I'm so confused. Why did he beg us to come home, and make all the promises, and cry down the phone and then behave like this?
And now I'm in an even worse mess, as there is no way I can go back into a refuge, and he is hiding behind depression as an excuse to get away with spoilt brat behaviour and treating me like s**t.

scorpio1 · 12/02/2007 11:09

the problems will follow you,hun.

men who abuse say things like that to make you return,but will never be any different,never.sounds like you hada good few days and now everything is back to normal, and may possibly get worse because you left.

i live in Cornwall and i struggled for nearly three years to get a place on a domestic violence perpetrators course for my dp-there is a distinct lack of services in my area of Cornwall to help.

Please dont stay there

meb2006 · 12/02/2007 11:52

please don't look back look forward. Why can't you go back to the refuge if you want to - call them and tell them what had happened...

adozenroses · 12/02/2007 13:35

Hi . I,ve been following this thread and thought you were very brave for getting away. The refuge will understand why you went back though and will welcome you back again. It's not easy to walk away completely, but you did it once ad you'll find the strength to do it again.

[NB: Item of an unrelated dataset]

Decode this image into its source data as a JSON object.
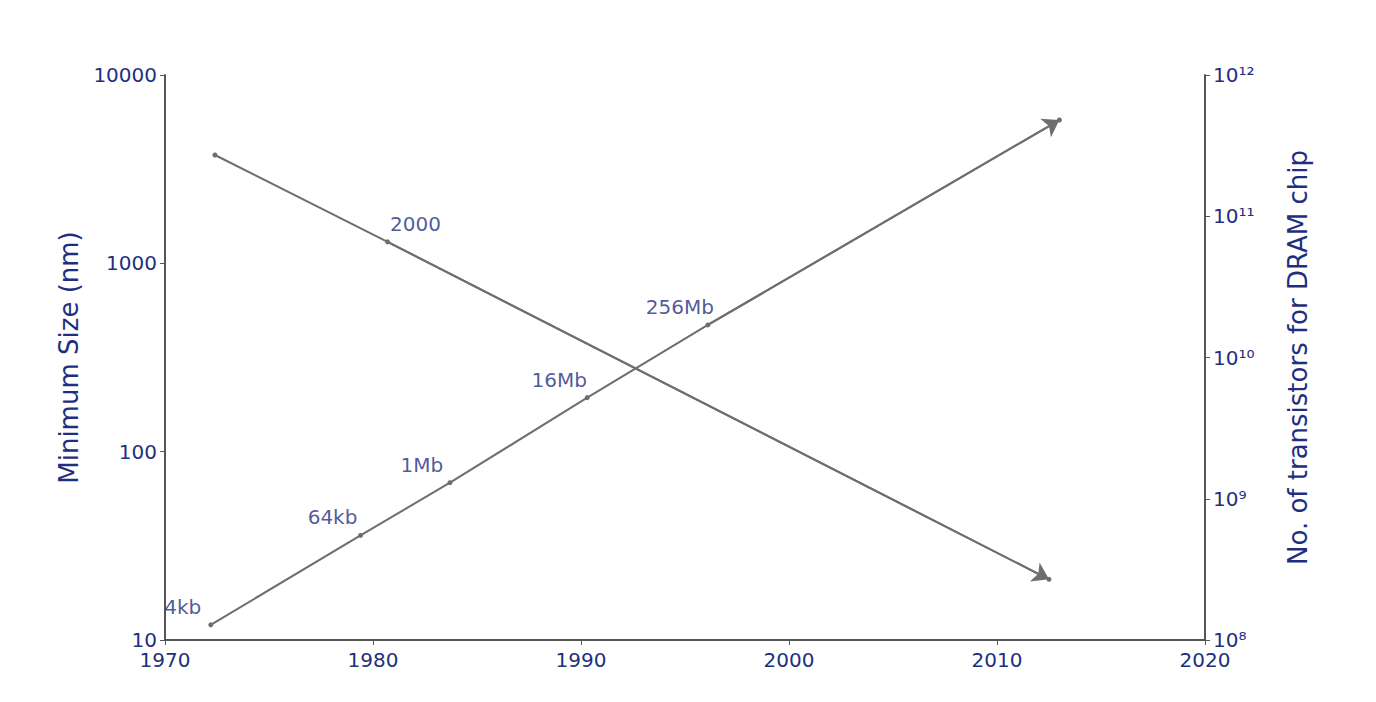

Read your post from 26th Jan, you sound so happy. Don't give up on your's and your children's happiness.

(((big hugs)))

Anniegetyourgun · 12/02/2007 13:51

I'm sure you aren't the first "customer" in the refuge to have tried going back. You gave it a last shot because you felt you had to; I don't think any reasonable person could blame you for that. You've really tried everything now and he's STILL blown it (and I bet his patience with the children won't last much longer either). Let him go and get his job in Cornwall - good riddance. Maybe you can move back into your own home then.

BuffysMum · 20/02/2007 13:05

Please go back to the refuge you have really really tried everything. He has proved to you he will never change you now know that for certain. I will continue to watch this thread.

Please try and get yourself enough together to leave him - you were so very happy when you left previously. It is very hard to walk away from anyone if you care about them no matter how horrid they are too you.